4. Have good gear. This is the whole Black Beauty snare drum cool points thing. Your equipment says a lot about who you are as a player and what you know, and having quality gear is therefore part of the whole package. But beyond that, other musicians who have never worked with you before and may not even know you at all will remember you if you have memorable gear. Lots of cool points = standing out compared to other drummers = more gigs. (I will be totally candid here: this issue is definitely part of why the glow drums exist)

5. Be sharp on the mental side of things. Playing drums is equal parts physical and mental, and nobody will care about your physical prowess if your brain is mushy. I’m talking about things like memory, creativity, and just general attentiveness.  Bring your head to the gig.

6. Look the part. This means dress well, dress appropriately, carry yourself appropriately, and behave the way the environment would suggest. The “hang out time” I mentioned before is very different during a club gig than it is during a wedding gig… and you need to know the difference.

Now, it’s worth mentioning as often as possible that the above advice assume that you’ve put in the work to be a great player.
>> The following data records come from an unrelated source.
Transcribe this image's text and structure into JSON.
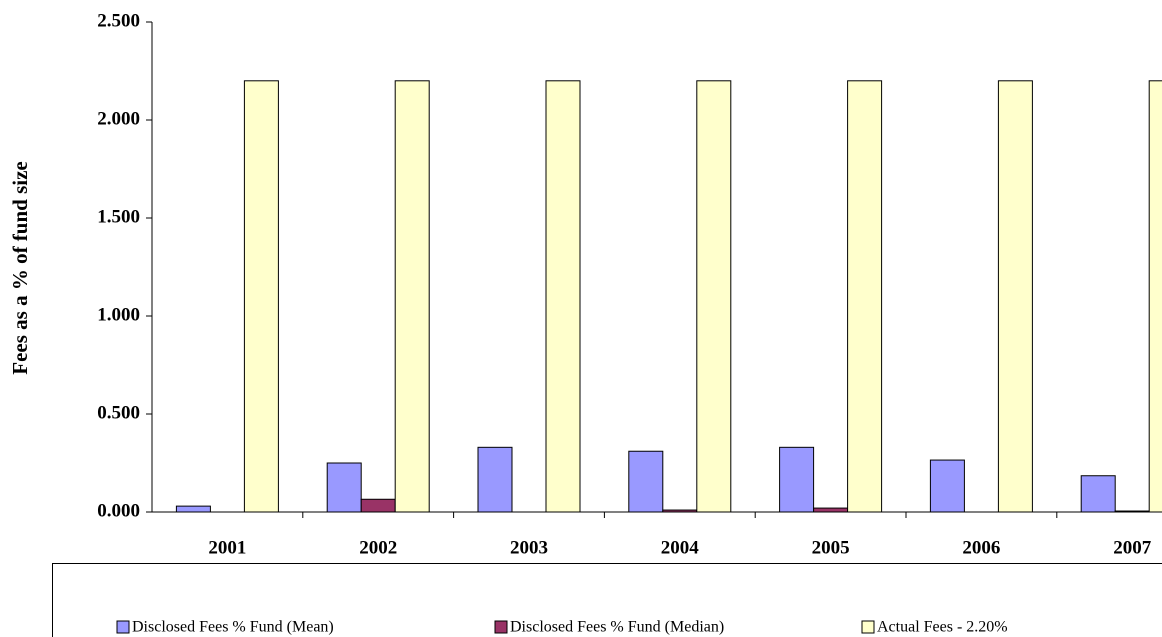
{
  "chart_data": {
    "type": "bar",
    "y_label": "Fees as a % of fund size",
    "categories": [
      "2001",
      "2002",
      "2003",
      "2004",
      "2005",
      "2006",
      "2007"
    ],
    "series": [
      {
        "name": "Disclosed Fees % Fund (Mean)",
        "color": "#9999ff",
        "values": [
          0.03,
          0.25,
          0.33,
          0.31,
          0.33,
          0.265,
          0.185
        ]
      },
      {
        "name": "Disclosed Fees % Fund (Median)",
        "color": "#993366",
        "values": [
          0,
          0.065,
          0,
          0.01,
          0.02,
          0,
          0.005
        ]
      },
      {
        "name": "Actual Fees - 2.20%",
        "color": "#ffffcc",
        "values": [
          2.2,
          2.2,
          2.2,
          2.2,
          2.2,
          2.2,
          2.2
        ]
      }
    ],
    "ylim": [
      0,
      2.5
    ],
    "yticks": [
      {
        "value": 0,
        "label": "0.000"
      },
      {
        "value": 0.5,
        "label": "0.500"
      },
      {
        "value": 1,
        "label": "1.000"
      },
      {
        "value": 1.5,
        "label": "1.500"
      },
      {
        "value": 2,
        "label": "2.000"
      },
      {
        "value": 2.5,
        "label": "2.500"
      }
    ],
    "grid": false,
    "legend": "bottom"
  }
}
That is, after all, the MAIN issue. A professional drummer who shows up on time, is great to hang with, has great gear and great clothes, but SUCKS at the drums will probably not get hired again.

If everything I just said sounds like foolishness to you because you’re the kind of guy who believes “the music is the only thing that matters,” well, then the freelance professional musician career is probably not for you. Like I said before, I think the good gear cool points thing is total BS, but I really don’t help myself by pretending that it doesn’t exist.  Instead I just play the game whenever I have to, but I try to not let it consume me.  What I mean is this: I’m the guy that thinks the music is the only thing that matters.  But that doesn’t mean the music is the only thing I pay attention to or put any effort toward.